TMS on the Right or Left Posterior SPL Subregion

The most posterior subregion, Cluster 5 (red/label 5), was selected as the target brain area for TMS (Figure 1A). The MNI center coordinate for the left and right posterior SPL are: L5 [−20, −70, 56] and R5 [20, −71, 50]. Before TMS, we transformed the posterior SPL subregions’ mask obtained by connectivity-based parcellation into each individual structural image (T1 space) and marked as the target sites. Frameless stereotaxy was applied to identify the exact posterior parietal subregion, and individual MRI-based TMS neuronavigation allowed for a precise localization of the target sites. Stimulation frequency was 1 Hz to reduce cortical excitability and an online repetitive transcranial magnetic stimulation (rTMS) paradigm was selected to eliminate the possibility of a change in the degree of virtual lesion effect as time passes. Before the behavioral test, the rTMS was applied for 300 s to induce a sufficient virtual lesion. After the pre-task rTMS, we asked the participants to perform a visuospatial attention test.
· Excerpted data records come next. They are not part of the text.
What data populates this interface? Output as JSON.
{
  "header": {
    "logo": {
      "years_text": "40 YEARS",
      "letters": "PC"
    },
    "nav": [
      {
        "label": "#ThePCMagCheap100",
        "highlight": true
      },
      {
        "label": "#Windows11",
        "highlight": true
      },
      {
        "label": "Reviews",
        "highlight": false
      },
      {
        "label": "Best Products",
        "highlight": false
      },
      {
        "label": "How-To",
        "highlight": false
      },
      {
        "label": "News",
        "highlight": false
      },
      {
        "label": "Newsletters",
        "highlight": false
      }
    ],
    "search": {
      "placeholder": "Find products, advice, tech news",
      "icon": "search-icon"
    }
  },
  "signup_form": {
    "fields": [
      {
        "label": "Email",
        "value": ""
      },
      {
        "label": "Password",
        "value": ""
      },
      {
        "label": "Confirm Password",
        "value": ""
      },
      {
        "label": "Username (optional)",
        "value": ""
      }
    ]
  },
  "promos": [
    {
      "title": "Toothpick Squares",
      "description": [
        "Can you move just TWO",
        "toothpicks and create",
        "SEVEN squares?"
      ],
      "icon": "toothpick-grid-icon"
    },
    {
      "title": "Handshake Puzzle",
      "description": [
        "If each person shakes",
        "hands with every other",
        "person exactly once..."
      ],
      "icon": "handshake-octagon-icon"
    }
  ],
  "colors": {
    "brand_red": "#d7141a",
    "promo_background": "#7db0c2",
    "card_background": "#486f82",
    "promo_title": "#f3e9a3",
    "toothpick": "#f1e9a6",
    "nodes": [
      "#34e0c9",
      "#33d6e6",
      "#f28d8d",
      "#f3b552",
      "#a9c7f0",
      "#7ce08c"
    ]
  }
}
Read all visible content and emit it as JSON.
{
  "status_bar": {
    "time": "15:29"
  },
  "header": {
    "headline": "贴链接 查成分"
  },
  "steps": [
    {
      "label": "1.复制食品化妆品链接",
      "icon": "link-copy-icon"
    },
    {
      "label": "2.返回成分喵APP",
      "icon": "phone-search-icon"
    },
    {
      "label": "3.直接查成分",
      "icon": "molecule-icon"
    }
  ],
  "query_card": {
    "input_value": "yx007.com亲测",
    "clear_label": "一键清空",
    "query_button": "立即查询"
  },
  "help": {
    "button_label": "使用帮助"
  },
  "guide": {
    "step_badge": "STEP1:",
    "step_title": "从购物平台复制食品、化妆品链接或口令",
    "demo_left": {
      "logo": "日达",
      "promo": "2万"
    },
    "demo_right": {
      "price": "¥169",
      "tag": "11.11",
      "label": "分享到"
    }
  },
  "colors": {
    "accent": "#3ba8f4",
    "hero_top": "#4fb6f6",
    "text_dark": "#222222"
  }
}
The participants underwent two event-related TMS sessions, one on the right and the other on the left posterior SPL, separated by an interval of 1 week to exclude the previous TMS effect. To generate the magnetic pulses, we used a Magstim Rapid stimulator (The Magstim Company Limited, Whitland, UK) with a standard 70 mm figure of eight coil. The intensity of the magnetic stimulation was set separately for each individual at their motor threshold which was determined by visually detecting twitch in the contralateral hand when a stimulus was applied to the motor region. The spatial attention task was simultaneously executed by applying TMS to the posterior SPL of each participant. As a control, sham stimulation was applied with a sham coil. The reaction time and accuracy which were used to characterize the behavioral performance were recorded for further analysis. In order to evaluate the TMS effects of sham stimulation, TMS on left or TMS on right posterior SPL, the analysis of variance (ANOVA) was first performed. Next, paired two-tailed t-tests were performed on the reaction times for sham stimulation, TMS on left, and TMS on right. The false discovery rate (FDR) was used to identify the significant differences with p < 0.05.

Laterality Index

In this study, we employed the laterality index (LI; see Equation 1) which was utilized in a previous study to describe the asymmetry of the posterior SPL with respect to visuospatial functions and anatomical connections (Steinmetz, 1996; Tomasi and Volkow, 2012). The LI was defined as follows: Positive LI values indicate rightward asymmetry and negative LI values indicate leftward asymmetry.

LI=(RL)/(R+L)(1)

Anatomical Connections Mapping

Target Masks Definition

Many previous studies have demonstrated that the visuospatial attention is controlled by fronto-parietal network through superior longitudinal fasciculus (SLF) I, the SLF II, and the extreme capsule (EmC; Thiebaut de Schotten et al., 2005; He et al., 2007; Thiebaut de Schotten et al., 2011). The three white matter pathways can be reconstructed with the target masks of superior frontal gyrus (SFG), middle frontal gyrus (MFG), and inferior frontal gyrus (IFG), respectively (Thiebaut de Schotten et al., 2011). In our current study, to map the different fronto-parietal anatomical pathways, we defined three subregions including SFG, MFG, and IFG in the frontal cortex as the target brain areas. The target masks were delineated using the Harvard-Oxford atlas provided by FSL Software. The SFG, MFG, and IFG were each extracted using a minimum probability of 25% to get the white matter fibers which connected the posterior SPL with these brain areas. Furthermore, the PPC including the SPL and the IPL was also delineated with a minimum probability of 25%. Then, all these masks were transformed to diffusion space to obtain the white matter pathways which connected the posterior SPL to each frontal subregion.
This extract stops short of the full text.